Genocide isn’t evil merely because I think it is, or because, if you took a poll, most people would think it evil. Genocide is evil because it is morally wrong, objectively. Torturing children is wrong, inherently, and not merely as a matter of opinion. My taste for ice cream and my aversion to wanton murder are qualitatively different. My taste for ice cream is an opinion. It is not evil to like peppermint ice cream. It’s just something I don’t happen to like.

But it is evil to kill innocents.  It would be evil to kill innocents whether you or I thought so or not. It would be evil to kill innocents even if everyone thought it was good. Some things are just evil.

Theism predicts this. Theism predicts that there are some things that are evil objectively. Atheism can’t explain objective evil, because atheism denies a Mind that transcends mere human opinion and from which objective Moral Law could be founded.

This observation that the Problem of Evil is evidence for the existence of God, and not evidence for atheism, is not new. It was the gist of Kant’s Categorical Imperative. Kant asserted that the existence of universal Moral Law, which no man can coherently deny, is the fundamental evidence for God’s existence (he denied the validity of the cosmological arguments for God’s existence). Although Kant was wrong about the cosmological arguments, he was right about the Categorical Imperative. Every man knows that some things are evil in themselves, and not as mere human opinion. This is clear evidence for a transcendent Source of Moral Law.

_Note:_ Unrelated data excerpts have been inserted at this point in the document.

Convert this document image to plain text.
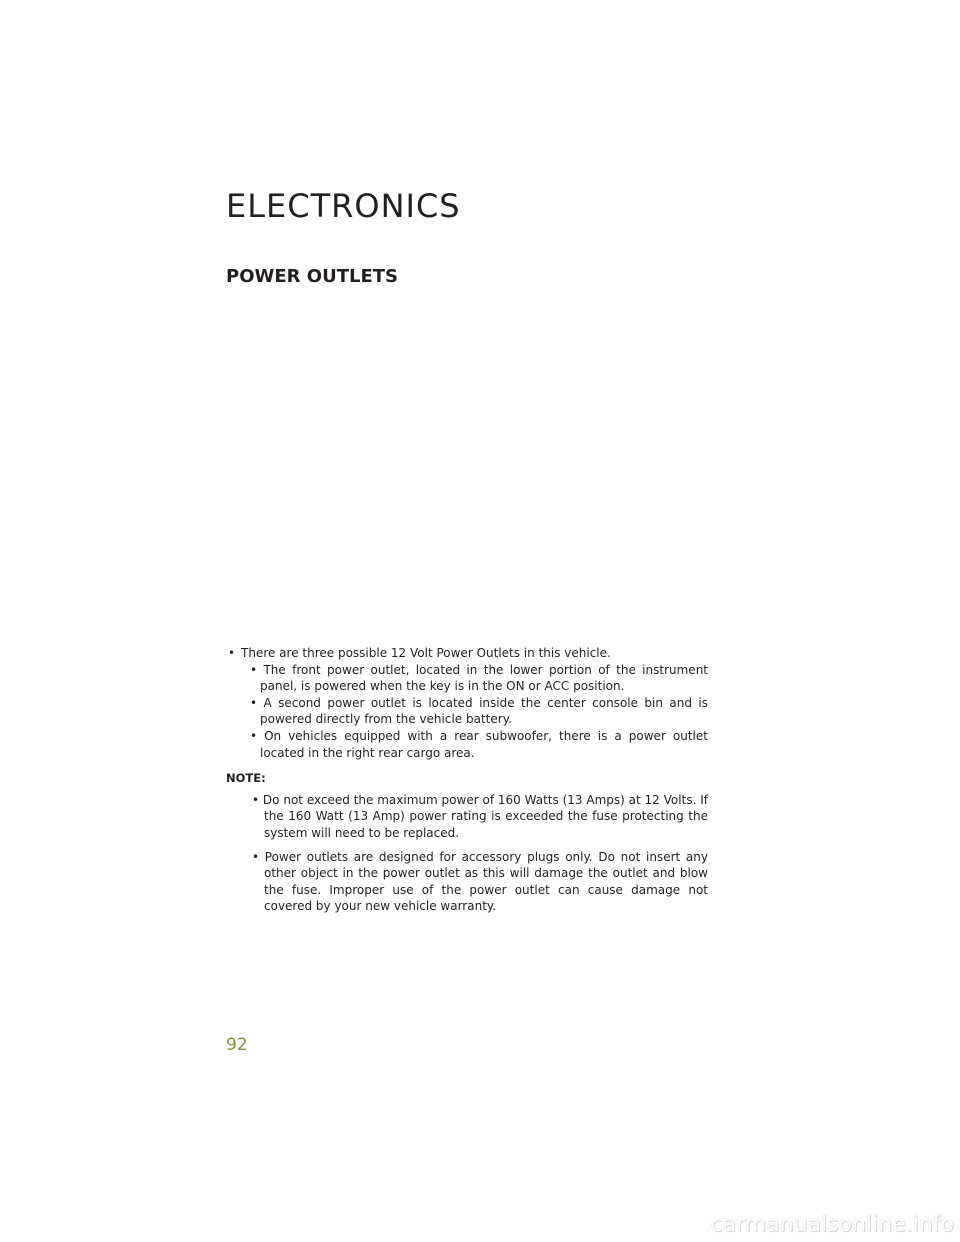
ELECTRONICS
POWER OUTLETS
• There are three possible 12 Volt Power Outlets in this vehicle.
• The front power outlet, located in the lower portion of the instrument panel, is powered when the key is in the ON or ACC position.
• A second power outlet is located inside the center console bin and is powered directly from the vehicle battery.
• On vehicles equipped with a rear subwoofer, there is a power outlet located in the right rear cargo area.
NOTE:
• Do not exceed the maximum power of 160 Watts (13 Amps) at 12 Volts. If the 160 Watt (13 Amp) power rating is exceeded the fuse protecting the system will need to be replaced.
• Power outlets are designed for accessory plugs only. Do not insert any other object in the power outlet as this will damage the outlet and blow the fuse. Improper use of the power outlet can cause damage not covered by your new vehicle warranty.
92
carmanualsonline.info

The Problem of Evil is a problem for atheists, not theists. If atheism is true, nothing is evil, or good. All is mere opinion, the musing of evolved apes.

But we know that evil is real and is not merely a matter of man’s opinions. It is objectively wrong to kill or torture. The objectivity of Moral Law is a clear demonstration of God’s existence.

Goff is wrong about theism and the problem of evil. Evil as it exists in the world is exactly what theism, understood classically, predicts. Atheism has a problem of evil, and the existence of genuine evil is fatal to atheism.